Karl Marx
The Difference Between the Democritean and Epicurean Philosophy of Nature
[Fragment from the Appendix]
The study is again divided into the relation of the Evil-doers and rascals, then of the of the masses and uncivilised and finally of the Decent and intelligent ones (1. c. 1104) [28] to the doctrine of the continued existence of the soul. Already this division into fixed qualitative distinctions shows how little Plutarch understands Epicurus, who, as a philosopher, investigates the essential relationship of the human soul in general.
Then he brings fear up again as the means to reform the evil-doers and thus justifies the terrors of the underworld for the sensuous consciousness. We have already considered this objection of his. Since in fear, and specifically in an inner fear that cannot be extinguished, man is determined as an animal, we do not care at all how an animal is kept in restraint.
Now we proceed to the view of the polloi (Multitude), although it turns out at the end that few people are not included in this term; although, to tell the truth, all people I had almost said all men, vow allegiance to this banner.
In the masses, who have no fear of what comes after death, the myth-inspired hope of eternal life and the desire of being, the oldest and most powerful of all passions, produces joy and a feeling of happiness and overcomes that childish terror. Hence, whoever has lost children, a wife, and friends would rather have them continue to he somewhere and continue to exist, even if in hardship, than be utterly taken away and destroyed and reduced to nothing. On the other hand, they willingly hear such expressions as "the dying person goes somewhere else and changes his dwelling", and whatever else intimates that death is a change of the soul's dwelling, and not destruction ... and such expressions as "he is lost" and "he has perished" and "he is no more" disturb them.... They hold in store for them utter death who say: "We men are born only once; one cannot be born a second time...... For the present is of little account to them, or rather of none at all, in comparison with eternity, and they let it pass without enjoying it and neglect virtue and action, spiritless and despising themselves as creatures of a day, impermanent, and beings worth nothing to speak of. For the doctrine that "being-without-sensation and being-dissolved and what has no sensation is nothing to us" does not remove the terror of death, but rather confirms it. For this is the very thing nature dreads ... the dissolution of the soul into what has neither thought nor sensation; Epicurus, by making this a scattering into emptiness and atoms, does still more destroy our hope of immortality, a hope for which (I would almost say) all men and all women are ready to be torn asunder by Cerberus and to carry constantly [water] into the barrel [of the Danaides], so that they may [only] stay in being and not be extinguished. p. [1104 - ]1105, 1.c
There is really no qualitative difference between this and the previous category. What in the first case appeared in the shape of animal fear, appears here in the shape of human fear, the form of sentiment. The content remains the same.
We are told that the desire of being is the oldest love; to be sure, the most abstract and hence oldest love is the love of self, the love of one's particular being. But that was expressing this fact too bluntly, and so it is retracted and an ennobling halo is cast around it by the semblance of sentiment.

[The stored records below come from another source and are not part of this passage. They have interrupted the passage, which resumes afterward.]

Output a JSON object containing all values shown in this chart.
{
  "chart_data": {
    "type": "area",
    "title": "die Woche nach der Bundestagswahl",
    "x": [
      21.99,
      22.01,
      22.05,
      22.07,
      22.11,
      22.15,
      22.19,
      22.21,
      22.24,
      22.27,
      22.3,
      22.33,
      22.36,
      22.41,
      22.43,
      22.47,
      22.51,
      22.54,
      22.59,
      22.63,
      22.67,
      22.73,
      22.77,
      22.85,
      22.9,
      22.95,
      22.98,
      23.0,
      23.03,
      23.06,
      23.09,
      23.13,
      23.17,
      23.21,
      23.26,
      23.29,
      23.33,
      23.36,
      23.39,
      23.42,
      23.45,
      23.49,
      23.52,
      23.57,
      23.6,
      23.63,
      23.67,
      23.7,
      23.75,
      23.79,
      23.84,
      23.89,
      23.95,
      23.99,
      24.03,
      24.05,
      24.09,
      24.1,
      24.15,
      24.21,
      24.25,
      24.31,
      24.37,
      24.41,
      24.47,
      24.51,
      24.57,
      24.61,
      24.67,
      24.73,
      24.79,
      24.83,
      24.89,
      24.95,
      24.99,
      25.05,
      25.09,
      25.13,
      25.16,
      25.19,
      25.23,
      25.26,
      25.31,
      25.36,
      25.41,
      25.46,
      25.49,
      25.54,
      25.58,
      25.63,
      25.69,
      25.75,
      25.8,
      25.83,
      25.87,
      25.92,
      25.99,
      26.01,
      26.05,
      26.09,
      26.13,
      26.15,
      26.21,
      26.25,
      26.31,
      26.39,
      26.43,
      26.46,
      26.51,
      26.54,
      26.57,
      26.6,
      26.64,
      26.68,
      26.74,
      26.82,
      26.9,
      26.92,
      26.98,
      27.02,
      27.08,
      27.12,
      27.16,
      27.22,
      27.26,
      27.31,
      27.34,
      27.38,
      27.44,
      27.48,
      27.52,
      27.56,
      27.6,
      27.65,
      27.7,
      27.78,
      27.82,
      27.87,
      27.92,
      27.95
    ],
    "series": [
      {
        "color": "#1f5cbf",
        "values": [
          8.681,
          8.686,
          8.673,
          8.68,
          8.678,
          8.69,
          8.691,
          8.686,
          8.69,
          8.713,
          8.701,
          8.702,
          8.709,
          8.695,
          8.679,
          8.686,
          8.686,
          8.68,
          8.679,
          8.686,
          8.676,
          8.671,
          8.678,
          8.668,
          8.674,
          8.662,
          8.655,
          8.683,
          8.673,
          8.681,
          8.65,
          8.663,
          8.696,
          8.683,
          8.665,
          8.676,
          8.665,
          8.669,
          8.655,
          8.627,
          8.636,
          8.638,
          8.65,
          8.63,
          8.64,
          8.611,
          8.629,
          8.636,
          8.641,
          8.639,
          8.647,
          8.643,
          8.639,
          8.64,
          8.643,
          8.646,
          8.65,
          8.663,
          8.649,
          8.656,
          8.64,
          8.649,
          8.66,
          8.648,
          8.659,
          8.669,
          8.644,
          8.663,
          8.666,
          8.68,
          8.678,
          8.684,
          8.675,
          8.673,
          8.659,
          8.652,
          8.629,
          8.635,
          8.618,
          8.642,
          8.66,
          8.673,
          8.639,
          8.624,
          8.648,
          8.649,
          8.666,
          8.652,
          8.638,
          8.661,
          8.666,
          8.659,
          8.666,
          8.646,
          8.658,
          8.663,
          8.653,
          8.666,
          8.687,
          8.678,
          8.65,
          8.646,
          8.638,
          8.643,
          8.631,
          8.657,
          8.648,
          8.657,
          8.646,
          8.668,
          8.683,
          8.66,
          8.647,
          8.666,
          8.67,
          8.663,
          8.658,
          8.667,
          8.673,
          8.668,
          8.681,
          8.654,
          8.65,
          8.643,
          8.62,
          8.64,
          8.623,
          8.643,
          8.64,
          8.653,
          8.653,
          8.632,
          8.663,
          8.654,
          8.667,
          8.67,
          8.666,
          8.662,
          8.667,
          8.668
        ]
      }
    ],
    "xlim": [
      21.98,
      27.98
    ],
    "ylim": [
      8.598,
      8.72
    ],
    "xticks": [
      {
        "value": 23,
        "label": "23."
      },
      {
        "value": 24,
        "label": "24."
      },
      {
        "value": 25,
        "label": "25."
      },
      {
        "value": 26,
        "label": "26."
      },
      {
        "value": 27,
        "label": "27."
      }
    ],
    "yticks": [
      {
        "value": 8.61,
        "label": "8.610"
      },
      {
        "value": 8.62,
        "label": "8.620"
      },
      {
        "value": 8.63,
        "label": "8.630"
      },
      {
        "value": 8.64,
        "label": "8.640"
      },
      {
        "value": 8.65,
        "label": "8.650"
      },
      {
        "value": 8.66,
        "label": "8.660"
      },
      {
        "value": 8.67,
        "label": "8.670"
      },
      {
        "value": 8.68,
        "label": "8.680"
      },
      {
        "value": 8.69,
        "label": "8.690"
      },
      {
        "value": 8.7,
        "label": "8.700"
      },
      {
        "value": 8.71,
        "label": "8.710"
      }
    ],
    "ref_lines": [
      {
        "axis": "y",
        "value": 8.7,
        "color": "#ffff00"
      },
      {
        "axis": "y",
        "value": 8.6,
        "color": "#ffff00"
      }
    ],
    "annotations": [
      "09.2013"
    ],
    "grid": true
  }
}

Thus he who loses wife and children would rather that they were somewhere, even under bad conditions, than that they had totally ceased to exist. If the issue were only love, then the wife and the child of the individual would be preserved in the greatest purity in his heart, a state of being far superior to that of empirical existence. But the facts are otherwise. Wife and child as such are only in empirical existence insofar as the individual to whom they belong exists empirically himself. That the individual therefore prefers to know that they are somewhere in sensuous space, even under bad conditions, rather than nowhere, only means that he wants to preserve the consciousness of his own empirical existence. The mantle of love was only a shadow. The naked empirical Ego, the love of self, the oldest love, is the core and has not rejuvenated itself into a more concrete, more ideal shape.
Plutarch believes that the word "change" has a more pleasing sound than "total cessation". But the change is not supposed to be a qualitative one, the individual Ego in its individual being is supposed to persist, the word therefore is only the sensuous image of what the word stands for and has to stand for its opposite. The thing is not supposed to be changed, only placed in a dark spot. The qualitative leap-and every qualitative distinction is a leap, without such leaping no ideality-is then obscured by the interposition of a fantastic distance.
Plutarch also thinks that this consciousness ....
[Here the manuscript breaks off.- Ed.]